Photo by Joslyn Pickens from Pexels

Introduction

The Foreign Contribution (Regulation) Act, 2010 (hereinafter ‘FCRA’) was enacted to regulate the acceptance and utilisation of foreign contribution by certain individuals and organizations and to prohibit the same from being used for activities that are detrimental to the national interest.

This Act repealed the Foreign Contribution (Regulation) Act, 1976 which was enacted during the emergency period under the Indira Gandhi-led government which had kept the regime restricted to regulation.

FCRA introduced prohibition by making national interest a paramount consideration in the receipt of foreign contributions to India.
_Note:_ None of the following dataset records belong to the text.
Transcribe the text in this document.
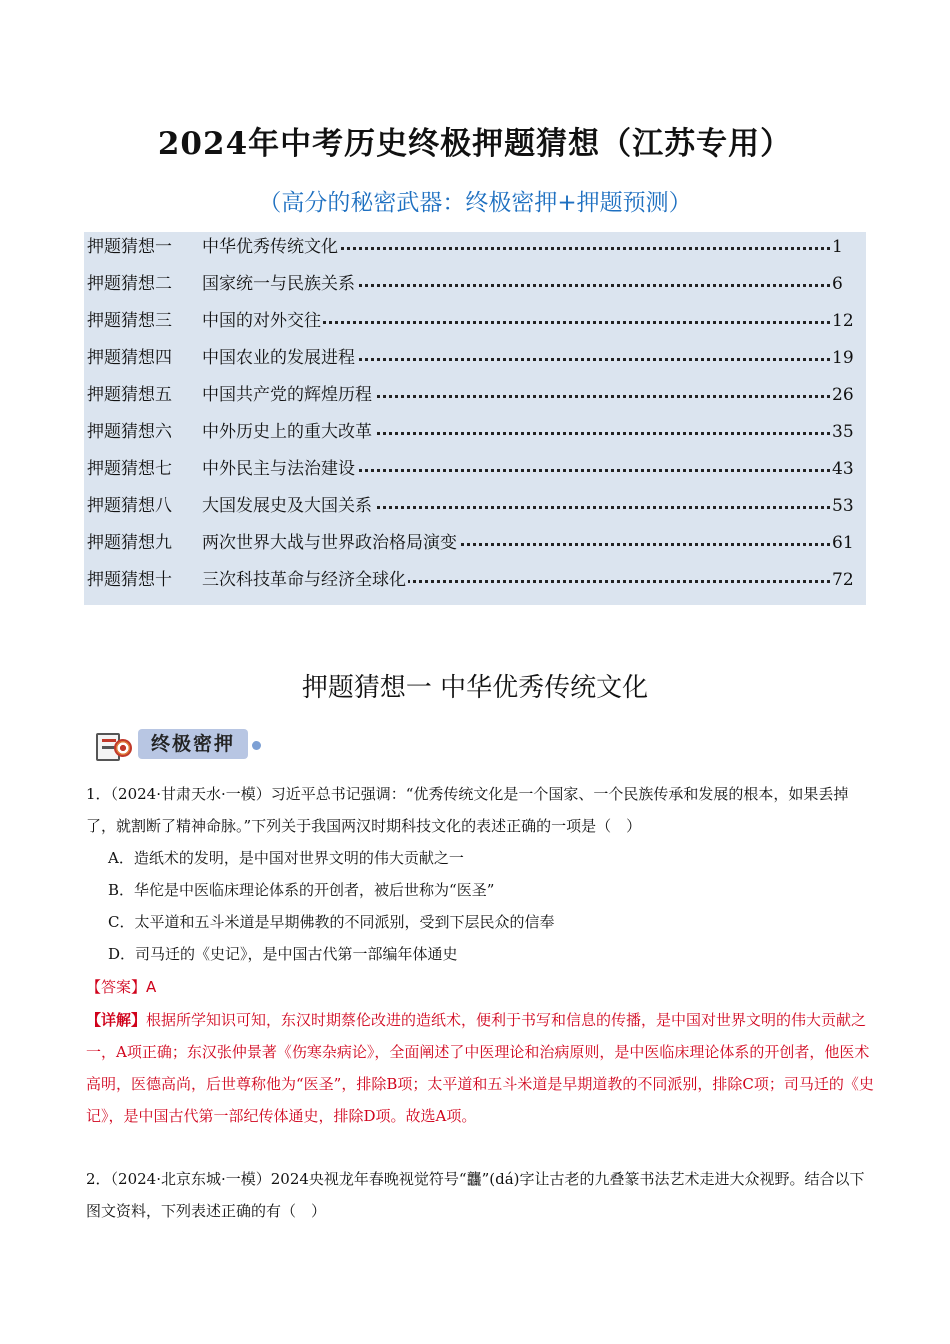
2024年中考历史终极押题猜想（江苏专用）
（高分的秘密武器：终极密押+押题预测）
押题猜想一 中华优秀传统文化	1
押题猜想二 国家统一与民族关系	6
押题猜想三 中国的对外交往	12
押题猜想四 中国农业的发展进程	19
押题猜想五 中国共产党的辉煌历程	26
押题猜想六 中外历史上的重大改革	35
押题猜想七 中外民主与法治建设	43
押题猜想八 大国发展史及大国关系	53
押题猜想九 两次世界大战与世界政治格局演变	61
押题猜想十 三次科技革命与经济全球化	72
押题猜想一 中华优秀传统文化
终极密押
1．（2024·甘肃天水·一模）习近平总书记强调：“优秀传统文化是一个国家、一个民族传承和发展的根本，如果丢掉了，就割断了精神命脉。”下列关于我国两汉时期科技文化的表述正确的一项是（　）
A．造纸术的发明，是中国对世界文明的伟大贡献之一
B．华佗是中医临床理论体系的开创者，被后世称为“医圣”
C．太平道和五斗米道是早期佛教的不同派别，受到下层民众的信奉
D．司马迁的《史记》，是中国古代第一部编年体通史
【答案】A
【详解】根据所学知识可知，东汉时期蔡伦改进的造纸术，便利于书写和信息的传播，是中国对世界文明的伟大贡献之一，A项正确；东汉张仲景著《伤寒杂病论》，全面阐述了中医理论和治病原则，是中医临床理论体系的开创者，他医术高明，医德高尚，后世尊称他为“医圣”，排除B项；太平道和五斗米道是早期道教的不同派别，排除C项；司马迁的《史记》，是中国古代第一部纪传体通史，排除D项。故选A项。
2．（2024·北京东城·一模）2024央视龙年春晚视觉符号“龘”(dá)字让古老的九叠篆书法艺术走进大众视野。结合以下图文资料，下列表述正确的有（　）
Even amidst tight regulations imposed by FCRA, there were instances of circumvention which led to the cancellation of FCRA licenses of 20,600 NGOs along with penalising them for their actions.

On 29th September 2020, the Foreign Contribution (Regulation) Amendment Act, 2020 (hereinafter ‘Amendment Act’) came into force, which made some specific changes to the erstwhile FCRA law.

The amendment was deemed necessary for the internal security of the country since several NGOs were failing in disclosing proper funding and furnishing proper audit. It, however, drew widespread criticism from various bodies for tightening the norms a little too much, claiming the assistance of NGOs to be of vital importance.

Now, while the Amendment Act excessively regulates foreign contribution to NGOs, the PM CARES Fund, even without meeting the necessary prerequisites, is exempted from all the provisions of FCRA.

In this article, the author attempts to bring out the contrast in the regulation of foreign funds in India in light of the 2020 Amendment Act, suggesting measures to ensure a progressive collaboration between the government and NGOs.

A Glimpse of the Amendment

The Amendment Act has introduced several provisions which are as follows; first, it has introduced the category of “public servant”, as defined under Section 21 of the Indian Penal Code, 1860, thereby widening the list of persons prohibited from receiving foreign contributions under Section 3(1)© of the FCRA.

Second, by virtue of an amendment to Section 7, any person who is certified or has obtained prior permission under FCRA and receives a foreign contribution, is now restricted from transferring such contribution to any other person.

Third, Section 8 has been amended to restrict the use of foreign contributions for administrative purposes from the earlier 50% to 20%.

Fourth, under the new Section 12A, the government may require any person who seeks permission, registration or renewal under FCRA to provide Aadhaar cards of all of its key functionaries.

Fifth, the amended Section 13 enables the government to suspend the registration certificate for up to 360 days, as opposed to the former period of 180 days.

Lastly, another key feature of the Amendment Act, which came to the spotlight recently, is the requirement of the recipient of foreign contribution to receive such an amount only in an account designated as an “FCRA Account” which is to be opened in the State Bank of India (SBI) under Section 17.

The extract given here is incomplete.